Мир перед домом был увлекателен. По земле ползали муравьи, жуки и дождевые черви, которых я собирал в коробочки от "Тик-так", чтобы потом их внимательно изучить. На мое шестилетие я получил от бабушки в подарок микроскоп, который был необходим мне для исследований. После внимательного изучения внешнего вида моих подопечных я решил с помощью папиной бритвы произвести их вскрытие. Я пожертвовал их жизнью для науки. Хотя меня и мучили угрызения совести, ведь я был немножко такой, как они, но жажда знаний оказалась сильнее.
В день именин я получил сюрприз. Мама дала мне коробку, в которой что-то копошилось и скреблось. Может быть, это заяц, или кошка, или даже собака, о которой я мечтал? Нет. Это была черепаха. Конечно, ее нельзя было погладить или приказать "Сидеть!", "Место", "К ноге". Но все-таки я был ужасно рад, потому что она была похожа на меня: медленно и неуклонно, упрямо и целеустремленно она ползла по полу вперед.
Я назвал ее Кралли (Царапалка). Она непрерывно барахталась, шаркала, царапала что-то в своей коробке.

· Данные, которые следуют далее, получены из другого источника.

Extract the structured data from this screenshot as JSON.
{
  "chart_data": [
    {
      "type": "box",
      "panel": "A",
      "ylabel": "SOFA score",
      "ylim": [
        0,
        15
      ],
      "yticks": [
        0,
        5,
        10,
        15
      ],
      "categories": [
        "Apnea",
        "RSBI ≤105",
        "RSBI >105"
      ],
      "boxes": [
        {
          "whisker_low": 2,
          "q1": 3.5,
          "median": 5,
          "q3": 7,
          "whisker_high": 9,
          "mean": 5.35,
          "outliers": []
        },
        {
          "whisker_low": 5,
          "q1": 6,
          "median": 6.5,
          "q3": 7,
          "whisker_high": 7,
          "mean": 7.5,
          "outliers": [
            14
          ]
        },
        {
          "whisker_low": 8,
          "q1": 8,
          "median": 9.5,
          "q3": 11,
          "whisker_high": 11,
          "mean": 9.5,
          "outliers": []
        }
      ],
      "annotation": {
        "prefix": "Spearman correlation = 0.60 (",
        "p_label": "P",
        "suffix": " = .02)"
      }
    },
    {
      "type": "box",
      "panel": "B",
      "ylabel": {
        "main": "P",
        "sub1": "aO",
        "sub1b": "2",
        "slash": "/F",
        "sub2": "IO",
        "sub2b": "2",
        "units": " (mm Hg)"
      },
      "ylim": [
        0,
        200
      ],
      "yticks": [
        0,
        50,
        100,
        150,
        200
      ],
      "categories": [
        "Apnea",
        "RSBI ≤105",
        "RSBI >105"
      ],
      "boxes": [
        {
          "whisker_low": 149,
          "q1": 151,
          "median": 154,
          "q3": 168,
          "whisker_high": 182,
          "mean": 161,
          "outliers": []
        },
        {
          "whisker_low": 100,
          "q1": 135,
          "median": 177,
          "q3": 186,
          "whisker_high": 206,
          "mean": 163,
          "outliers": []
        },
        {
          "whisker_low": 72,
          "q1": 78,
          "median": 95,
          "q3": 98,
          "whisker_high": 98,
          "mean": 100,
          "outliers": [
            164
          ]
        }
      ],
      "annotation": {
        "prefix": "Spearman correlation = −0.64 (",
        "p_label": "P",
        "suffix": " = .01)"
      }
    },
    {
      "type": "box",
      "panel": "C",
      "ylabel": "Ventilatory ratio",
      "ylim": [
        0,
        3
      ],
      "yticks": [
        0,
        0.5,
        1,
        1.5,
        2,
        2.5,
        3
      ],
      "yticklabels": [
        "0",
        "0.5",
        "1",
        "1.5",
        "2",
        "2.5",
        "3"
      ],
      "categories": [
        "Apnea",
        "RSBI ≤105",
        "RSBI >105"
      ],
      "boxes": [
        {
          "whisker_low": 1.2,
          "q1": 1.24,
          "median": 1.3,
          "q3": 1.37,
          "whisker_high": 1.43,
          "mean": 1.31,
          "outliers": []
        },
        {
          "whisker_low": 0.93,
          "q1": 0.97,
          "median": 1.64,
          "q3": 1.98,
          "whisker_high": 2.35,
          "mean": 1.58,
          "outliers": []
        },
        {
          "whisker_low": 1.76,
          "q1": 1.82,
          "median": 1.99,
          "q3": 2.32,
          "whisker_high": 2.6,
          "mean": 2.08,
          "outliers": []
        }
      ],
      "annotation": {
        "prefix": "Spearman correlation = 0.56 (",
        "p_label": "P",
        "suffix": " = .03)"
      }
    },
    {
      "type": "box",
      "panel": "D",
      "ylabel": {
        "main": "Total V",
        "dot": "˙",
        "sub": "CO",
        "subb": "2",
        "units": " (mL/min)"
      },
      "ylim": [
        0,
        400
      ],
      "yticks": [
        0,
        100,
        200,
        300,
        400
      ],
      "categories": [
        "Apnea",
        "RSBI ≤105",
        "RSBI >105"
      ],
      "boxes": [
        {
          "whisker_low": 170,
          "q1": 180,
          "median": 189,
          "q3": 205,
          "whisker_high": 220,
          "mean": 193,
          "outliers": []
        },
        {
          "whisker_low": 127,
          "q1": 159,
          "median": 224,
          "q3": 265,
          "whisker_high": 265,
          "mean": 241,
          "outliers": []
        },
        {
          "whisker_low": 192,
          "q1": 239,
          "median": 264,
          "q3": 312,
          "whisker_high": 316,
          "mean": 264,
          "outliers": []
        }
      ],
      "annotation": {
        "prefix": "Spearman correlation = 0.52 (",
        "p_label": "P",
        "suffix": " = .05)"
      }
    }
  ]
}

Движения ее были монотонными безразличными. Кралли была из Греции, и ее тянуло на Юг. Ей постоянно удавалось вылезать из коробки, преодолевать пятисантиметровый порог террасы, и тогда уже мир принадлежал ей. Она маршировала по заросшей травой лужайке, куда я не мог последовать за ней, перелезала через парник и исчезала в соседском саду.
Трижды перед дверью нашего дома появлялась соседка, держа Кралли кончиками пальцев за панцирь. На ее лице было написано отвращение, но осознание долга было сильнее. Кралли барахталась, размахивала лапками, но шансов освободиться у нее не было.

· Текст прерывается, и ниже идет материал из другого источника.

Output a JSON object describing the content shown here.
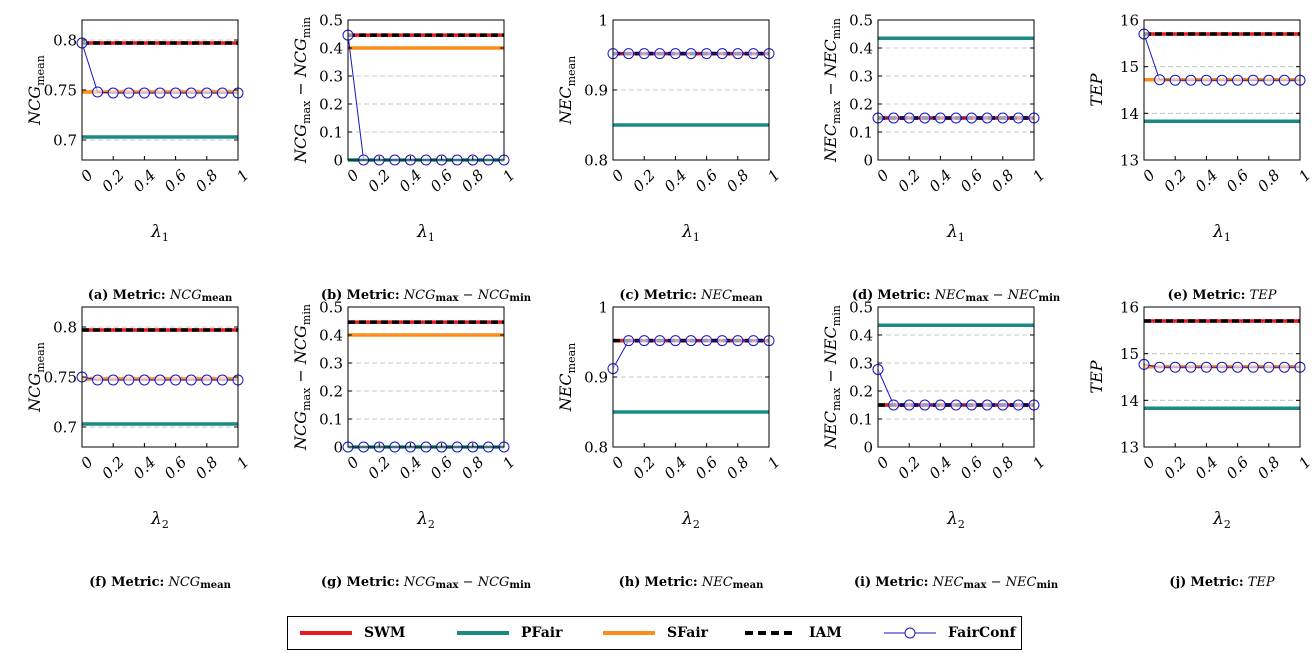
{
  "series_styles": [
    {
      "name": "SWM",
      "color": "#e8191f",
      "dash": "none",
      "marker": false
    },
    {
      "name": "PFair",
      "color": "#1b8a84",
      "dash": "none",
      "marker": false
    },
    {
      "name": "SFair",
      "color": "#ff8c1a",
      "dash": "none",
      "marker": false
    },
    {
      "name": "IAM",
      "color": "#000000",
      "dash": "dashed",
      "marker": false
    },
    {
      "name": "FairConf",
      "color": "#1414c8",
      "dash": "none",
      "marker": "circle"
    }
  ],
  "legend": {
    "items": [
      {
        "label": "SWM",
        "color": "#e8191f",
        "style": "solid"
      },
      {
        "label": "PFair",
        "color": "#1b8a84",
        "style": "solid"
      },
      {
        "label": "SFair",
        "color": "#ff8c1a",
        "style": "solid"
      },
      {
        "label": "IAM",
        "color": "#000000",
        "style": "dashed"
      },
      {
        "label": "FairConf",
        "color": "#1414c8",
        "style": "marker"
      }
    ]
  },
  "chart_data": [
    {
      "id": "a",
      "type": "line",
      "caption_tag": "(a)",
      "caption_prefix": "Metric:",
      "caption_name": "NCG",
      "caption_sub": "mean",
      "caption_name2": "",
      "caption_sub2": "",
      "ylabel": {
        "t1": "NCG",
        "s1": "mean",
        "t2": "",
        "s2": ""
      },
      "xlabel": "λ",
      "xlabel_sub": "1",
      "x": [
        0,
        0.1,
        0.2,
        0.3,
        0.4,
        0.5,
        0.6,
        0.7,
        0.8,
        0.9,
        1.0
      ],
      "xticks": [
        "0",
        "0.2",
        "0.4",
        "0.6",
        "0.8",
        "1"
      ],
      "ylim": [
        0.68,
        0.82
      ],
      "yticks": [
        0.7,
        0.75,
        0.8
      ],
      "yticklabels": [
        "0.7",
        "0.75",
        "0.8"
      ],
      "baselines": {
        "SWM": 0.797,
        "PFair": 0.703,
        "SFair": 0.748,
        "IAM": 0.797
      },
      "FairConf": [
        0.797,
        0.748,
        0.747,
        0.747,
        0.747,
        0.747,
        0.747,
        0.747,
        0.747,
        0.747,
        0.747
      ]
    },
    {
      "id": "b",
      "type": "line",
      "caption_tag": "(b)",
      "caption_prefix": "Metric:",
      "caption_name": "NCG",
      "caption_sub": "max",
      "caption_name2": "NCG",
      "caption_sub2": "min",
      "ylabel": {
        "t1": "NCG",
        "s1": "max",
        "t2": "NCG",
        "s2": "min"
      },
      "xlabel": "λ",
      "xlabel_sub": "1",
      "x": [
        0,
        0.1,
        0.2,
        0.3,
        0.4,
        0.5,
        0.6,
        0.7,
        0.8,
        0.9,
        1.0
      ],
      "xticks": [
        "0",
        "0.2",
        "0.4",
        "0.6",
        "0.8",
        "1"
      ],
      "ylim": [
        0,
        0.5
      ],
      "yticks": [
        0,
        0.1,
        0.2,
        0.3,
        0.4,
        0.5
      ],
      "yticklabels": [
        "0",
        "0.1",
        "0.2",
        "0.3",
        "0.4",
        "0.5"
      ],
      "baselines": {
        "SWM": 0.446,
        "PFair": 0.0,
        "SFair": 0.4,
        "IAM": 0.446
      },
      "FairConf": [
        0.446,
        0,
        0,
        0,
        0,
        0,
        0,
        0,
        0,
        0,
        0
      ]
    },
    {
      "id": "c",
      "type": "line",
      "caption_tag": "(c)",
      "caption_prefix": "Metric:",
      "caption_name": "NEC",
      "caption_sub": "mean",
      "caption_name2": "",
      "caption_sub2": "",
      "ylabel": {
        "t1": "NEC",
        "s1": "mean",
        "t2": "",
        "s2": ""
      },
      "xlabel": "λ",
      "xlabel_sub": "1",
      "x": [
        0,
        0.1,
        0.2,
        0.3,
        0.4,
        0.5,
        0.6,
        0.7,
        0.8,
        0.9,
        1.0
      ],
      "xticks": [
        "0",
        "0.2",
        "0.4",
        "0.6",
        "0.8",
        "1"
      ],
      "ylim": [
        0.8,
        1.0
      ],
      "yticks": [
        0.8,
        0.9,
        1.0
      ],
      "yticklabels": [
        "0.8",
        "0.9",
        "1"
      ],
      "baselines": {
        "SWM": 0.952,
        "PFair": 0.85,
        "SFair": 0.952,
        "IAM": 0.952
      },
      "FairConf": [
        0.952,
        0.952,
        0.952,
        0.952,
        0.952,
        0.952,
        0.952,
        0.952,
        0.952,
        0.952,
        0.952
      ]
    },
    {
      "id": "d",
      "type": "line",
      "caption_tag": "(d)",
      "caption_prefix": "Metric:",
      "caption_name": "NEC",
      "caption_sub": "max",
      "caption_name2": "NEC",
      "caption_sub2": "min",
      "ylabel": {
        "t1": "NEC",
        "s1": "max",
        "t2": "NEC",
        "s2": "min"
      },
      "xlabel": "λ",
      "xlabel_sub": "1",
      "x": [
        0,
        0.1,
        0.2,
        0.3,
        0.4,
        0.5,
        0.6,
        0.7,
        0.8,
        0.9,
        1.0
      ],
      "xticks": [
        "0",
        "0.2",
        "0.4",
        "0.6",
        "0.8",
        "1"
      ],
      "ylim": [
        0,
        0.5
      ],
      "yticks": [
        0,
        0.1,
        0.2,
        0.3,
        0.4,
        0.5
      ],
      "yticklabels": [
        "0",
        "0.1",
        "0.2",
        "0.3",
        "0.4",
        "0.5"
      ],
      "baselines": {
        "SWM": 0.15,
        "PFair": 0.435,
        "SFair": 0.15,
        "IAM": 0.15
      },
      "FairConf": [
        0.15,
        0.15,
        0.15,
        0.15,
        0.15,
        0.15,
        0.15,
        0.15,
        0.15,
        0.15,
        0.15
      ]
    },
    {
      "id": "e",
      "type": "line",
      "caption_tag": "(e)",
      "caption_prefix": "Metric:",
      "caption_name": "TEP",
      "caption_sub": "",
      "caption_name2": "",
      "caption_sub2": "",
      "ylabel": {
        "t1": "TEP",
        "s1": "",
        "t2": "",
        "s2": ""
      },
      "xlabel": "λ",
      "xlabel_sub": "1",
      "x": [
        0,
        0.1,
        0.2,
        0.3,
        0.4,
        0.5,
        0.6,
        0.7,
        0.8,
        0.9,
        1.0
      ],
      "xticks": [
        "0",
        "0.2",
        "0.4",
        "0.6",
        "0.8",
        "1"
      ],
      "ylim": [
        13,
        16
      ],
      "yticks": [
        13,
        14,
        15,
        16
      ],
      "yticklabels": [
        "13",
        "14",
        "15",
        "16"
      ],
      "baselines": {
        "SWM": 15.7,
        "PFair": 13.83,
        "SFair": 14.72,
        "IAM": 15.7
      },
      "FairConf": [
        15.7,
        14.72,
        14.71,
        14.71,
        14.71,
        14.71,
        14.71,
        14.71,
        14.71,
        14.71,
        14.71
      ]
    },
    {
      "id": "f",
      "type": "line",
      "caption_tag": "(f)",
      "caption_prefix": "Metric:",
      "caption_name": "NCG",
      "caption_sub": "mean",
      "caption_name2": "",
      "caption_sub2": "",
      "ylabel": {
        "t1": "NCG",
        "s1": "mean",
        "t2": "",
        "s2": ""
      },
      "xlabel": "λ",
      "xlabel_sub": "2",
      "x": [
        0,
        0.1,
        0.2,
        0.3,
        0.4,
        0.5,
        0.6,
        0.7,
        0.8,
        0.9,
        1.0
      ],
      "xticks": [
        "0",
        "0.2",
        "0.4",
        "0.6",
        "0.8",
        "1"
      ],
      "ylim": [
        0.68,
        0.82
      ],
      "yticks": [
        0.7,
        0.75,
        0.8
      ],
      "yticklabels": [
        "0.7",
        "0.75",
        "0.8"
      ],
      "baselines": {
        "SWM": 0.797,
        "PFair": 0.703,
        "SFair": 0.748,
        "IAM": 0.797
      },
      "FairConf": [
        0.75,
        0.747,
        0.747,
        0.747,
        0.747,
        0.747,
        0.747,
        0.747,
        0.747,
        0.747,
        0.747
      ]
    },
    {
      "id": "g",
      "type": "line",
      "caption_tag": "(g)",
      "caption_prefix": "Metric:",
      "caption_name": "NCG",
      "caption_sub": "max",
      "caption_name2": "NCG",
      "caption_sub2": "min",
      "ylabel": {
        "t1": "NCG",
        "s1": "max",
        "t2": "NCG",
        "s2": "min"
      },
      "xlabel": "λ",
      "xlabel_sub": "2",
      "x": [
        0,
        0.1,
        0.2,
        0.3,
        0.4,
        0.5,
        0.6,
        0.7,
        0.8,
        0.9,
        1.0
      ],
      "xticks": [
        "0",
        "0.2",
        "0.4",
        "0.6",
        "0.8",
        "1"
      ],
      "ylim": [
        0,
        0.5
      ],
      "yticks": [
        0,
        0.1,
        0.2,
        0.3,
        0.4,
        0.5
      ],
      "yticklabels": [
        "0",
        "0.1",
        "0.2",
        "0.3",
        "0.4",
        "0.5"
      ],
      "baselines": {
        "SWM": 0.446,
        "PFair": 0.0,
        "SFair": 0.4,
        "IAM": 0.446
      },
      "FairConf": [
        0,
        0,
        0,
        0,
        0,
        0,
        0,
        0,
        0,
        0,
        0
      ]
    },
    {
      "id": "h",
      "type": "line",
      "caption_tag": "(h)",
      "caption_prefix": "Metric:",
      "caption_name": "NEC",
      "caption_sub": "mean",
      "caption_name2": "",
      "caption_sub2": "",
      "ylabel": {
        "t1": "NEC",
        "s1": "mean",
        "t2": "",
        "s2": ""
      },
      "xlabel": "λ",
      "xlabel_sub": "2",
      "x": [
        0,
        0.1,
        0.2,
        0.3,
        0.4,
        0.5,
        0.6,
        0.7,
        0.8,
        0.9,
        1.0
      ],
      "xticks": [
        "0",
        "0.2",
        "0.4",
        "0.6",
        "0.8",
        "1"
      ],
      "ylim": [
        0.8,
        1.0
      ],
      "yticks": [
        0.8,
        0.9,
        1.0
      ],
      "yticklabels": [
        "0.8",
        "0.9",
        "1"
      ],
      "baselines": {
        "SWM": 0.952,
        "PFair": 0.85,
        "SFair": 0.952,
        "IAM": 0.952
      },
      "FairConf": [
        0.912,
        0.952,
        0.952,
        0.952,
        0.952,
        0.952,
        0.952,
        0.952,
        0.952,
        0.952,
        0.952
      ]
    },
    {
      "id": "i",
      "type": "line",
      "caption_tag": "(i)",
      "caption_prefix": "Metric:",
      "caption_name": "NEC",
      "caption_sub": "max",
      "caption_name2": "NEC",
      "caption_sub2": "min",
      "ylabel": {
        "t1": "NEC",
        "s1": "max",
        "t2": "NEC",
        "s2": "min"
      },
      "xlabel": "λ",
      "xlabel_sub": "2",
      "x": [
        0,
        0.1,
        0.2,
        0.3,
        0.4,
        0.5,
        0.6,
        0.7,
        0.8,
        0.9,
        1.0
      ],
      "xticks": [
        "0",
        "0.2",
        "0.4",
        "0.6",
        "0.8",
        "1"
      ],
      "ylim": [
        0,
        0.5
      ],
      "yticks": [
        0,
        0.1,
        0.2,
        0.3,
        0.4,
        0.5
      ],
      "yticklabels": [
        "0",
        "0.1",
        "0.2",
        "0.3",
        "0.4",
        "0.5"
      ],
      "baselines": {
        "SWM": 0.15,
        "PFair": 0.435,
        "SFair": 0.15,
        "IAM": 0.15
      },
      "FairConf": [
        0.277,
        0.15,
        0.15,
        0.15,
        0.15,
        0.15,
        0.15,
        0.15,
        0.15,
        0.15,
        0.15
      ]
    },
    {
      "id": "j",
      "type": "line",
      "caption_tag": "(j)",
      "caption_prefix": "Metric:",
      "caption_name": "TEP",
      "caption_sub": "",
      "caption_name2": "",
      "caption_sub2": "",
      "ylabel": {
        "t1": "TEP",
        "s1": "",
        "t2": "",
        "s2": ""
      },
      "xlabel": "λ",
      "xlabel_sub": "2",
      "x": [
        0,
        0.1,
        0.2,
        0.3,
        0.4,
        0.5,
        0.6,
        0.7,
        0.8,
        0.9,
        1.0
      ],
      "xticks": [
        "0",
        "0.2",
        "0.4",
        "0.6",
        "0.8",
        "1"
      ],
      "ylim": [
        13,
        16
      ],
      "yticks": [
        13,
        14,
        15,
        16
      ],
      "yticklabels": [
        "13",
        "14",
        "15",
        "16"
      ],
      "baselines": {
        "SWM": 15.7,
        "PFair": 13.83,
        "SFair": 14.72,
        "IAM": 15.7
      },
      "FairConf": [
        14.77,
        14.71,
        14.71,
        14.71,
        14.71,
        14.71,
        14.71,
        14.71,
        14.71,
        14.71,
        14.71
      ]
    }
  ]
}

Мое счастье было огромно, и я пытался усовестить Кралли, просил больше не убегать. В четвертый раз она исчезла бесследно. Долгие поиски ни к чему не привели.

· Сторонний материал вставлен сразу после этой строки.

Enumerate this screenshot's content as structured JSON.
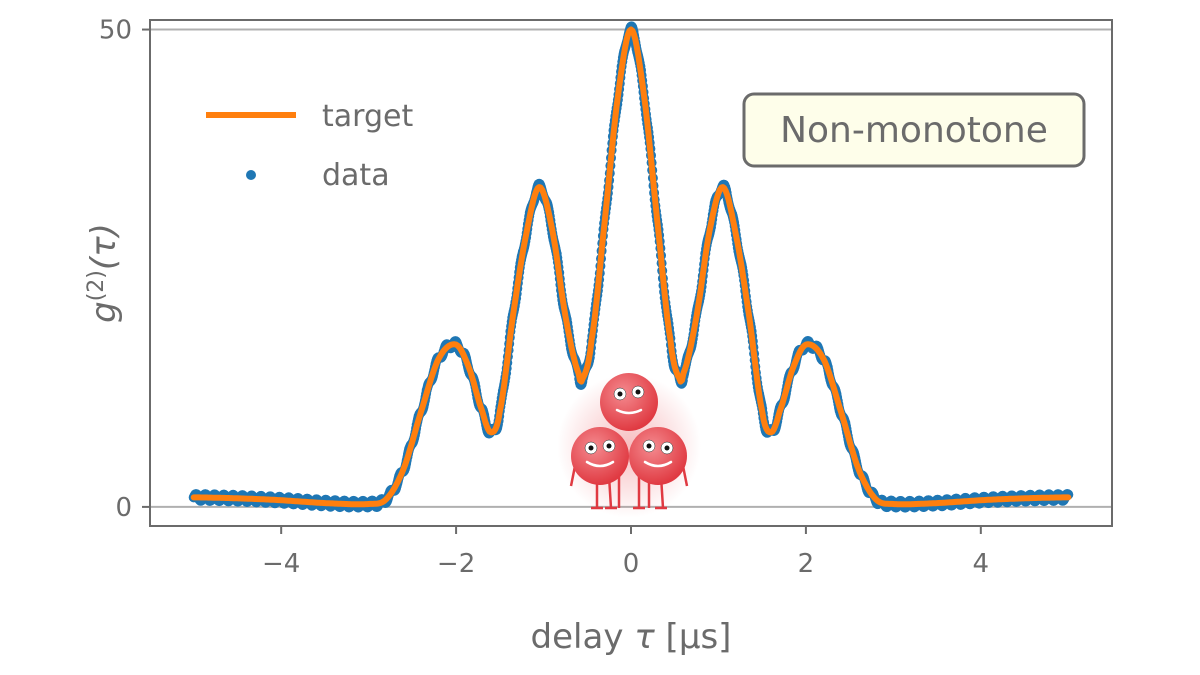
{
  "chart_data": {
    "type": "line",
    "xlabel_prefix": "delay ",
    "xlabel_symbol": "τ",
    "xlabel_unit": " [μs]",
    "ylabel_main": "g",
    "ylabel_sup": "(2)",
    "ylabel_arg": "(τ)",
    "xlim": [
      -5.5,
      5.5
    ],
    "ylim": [
      -2,
      51
    ],
    "xticks": [
      -4,
      -2,
      0,
      2,
      4
    ],
    "xtick_labels": [
      "−4",
      "−2",
      "0",
      "2",
      "4"
    ],
    "yticks": [
      0,
      50
    ],
    "ytick_labels": [
      "0",
      "50"
    ],
    "grid": "horizontal",
    "legend_placement": "upper-left",
    "annotation": "Non-monotone",
    "series": [
      {
        "name": "target",
        "style": "line",
        "color": "#ff7f0e",
        "x": [
          -5.0,
          -4.5,
          -4.0,
          -3.5,
          -3.0,
          -2.8,
          -2.6,
          -2.4,
          -2.2,
          -2.0,
          -1.85,
          -1.7,
          -1.6,
          -1.5,
          -1.35,
          -1.2,
          -1.05,
          -0.9,
          -0.75,
          -0.6,
          -0.55,
          -0.45,
          -0.3,
          -0.15,
          0.0,
          0.15,
          0.3,
          0.45,
          0.55,
          0.6,
          0.75,
          0.9,
          1.05,
          1.2,
          1.35,
          1.5,
          1.6,
          1.7,
          1.85,
          2.0,
          2.2,
          2.4,
          2.6,
          2.8,
          3.0,
          3.5,
          4.0,
          4.5,
          5.0
        ],
        "y": [
          1.0,
          0.9,
          0.7,
          0.4,
          0.3,
          0.8,
          4.0,
          10.0,
          15.5,
          17.0,
          14.5,
          10.0,
          7.8,
          10.0,
          20.0,
          28.5,
          33.5,
          29.0,
          20.0,
          14.0,
          13.5,
          17.5,
          30.0,
          43.0,
          50.0,
          43.0,
          30.0,
          17.5,
          13.5,
          14.0,
          20.0,
          29.0,
          33.5,
          28.5,
          20.0,
          10.0,
          7.8,
          10.0,
          14.5,
          17.0,
          15.5,
          10.0,
          4.0,
          0.8,
          0.3,
          0.4,
          0.7,
          0.9,
          1.0
        ]
      },
      {
        "name": "data",
        "style": "points",
        "color": "#1f77b4"
      }
    ]
  },
  "colors": {
    "axis": "#6b6b6b",
    "grid": "#b0b0b0",
    "annotation_fill": "#fefeea",
    "mascot": "#e8474e"
  },
  "decoration": "mascot-icon"
}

Мою следующую черепаху звали Джимми, она была не такая большая, как Кралли и очень смешная. Ночью она спала вместе со мной, и родители поначалу это терпели. Но когда на моей простыне появились белые пятна от
ее мокроты, терпение их лопнуло. Я смастерил для Джимми спальное место: им стала большая коробка, выкрашенная акварельными красками с яркой
надписью "Джимми". Внутри я положил кусочки плетеного ковра, которые принес мне из магазина отец. Я любил Джимми. Я кормил ее с рук помидорами и салатом, мы вместе воевали со злыми черными рыцарями, которые заняли крепость. Джимми переползала через крепостные стены и просто опрокидывала все игрушечное войско. На далекие расстояния я носил Джимми в нагрудном кармане своего комбинезона. Но однажды, к моему ужасу, она перестала шевелиться. От чего она умерла, осталось загадкой. Скорее всего, причина была в неправильном уходе.
Я не хотел, чтобы ее ели черви, поэтому положил ее в мешочек со льдом и похоронил в нашем саду. На маленькой палочке я закрепил кусок картона с надписью "Здесь покоится моя любимая Джимми".
У меня было много друзей, вернее сказать, подруг. Это Марлис и Регина,с которыми я играл в "Не горячись", Дорис - кошачья мама и Ангелика , у которой тоже была черепаха. С Ангеликой мы мечтали, как однажды ее черепаха и моя Кралли отложат яйца и на свет появятся маленькие черепашки. Но увы, это так и осталось мечтой.
Мой брат часто играл на улице перед домом с другими детьми, в основном с мальчишками в футбол и классики, а я, стоя на коленях, наблюдал за игрой.
"Франц веселый ребенок" - говорила моя мама. "Он всегда улыбается".
Да, я улыбался, когда меня осматривали врачи, которые не могли поставить другого диагноза, кроме того, что я веселый ребенок.
Улыбался, когда терпеливо проходил бесконечные процедуры в клиниках Каринтии, а позднее в клинической больнице Вены, с помощью которых надеялись установить, какие изменения происходят в моем организме: это и энцефалография, и пункция спинного мозга и различные психологические
тесты. На всех детских фотографиях я улыбаюсь или смеюсь. Но то, что по ночам я порой плакал, не видел никто.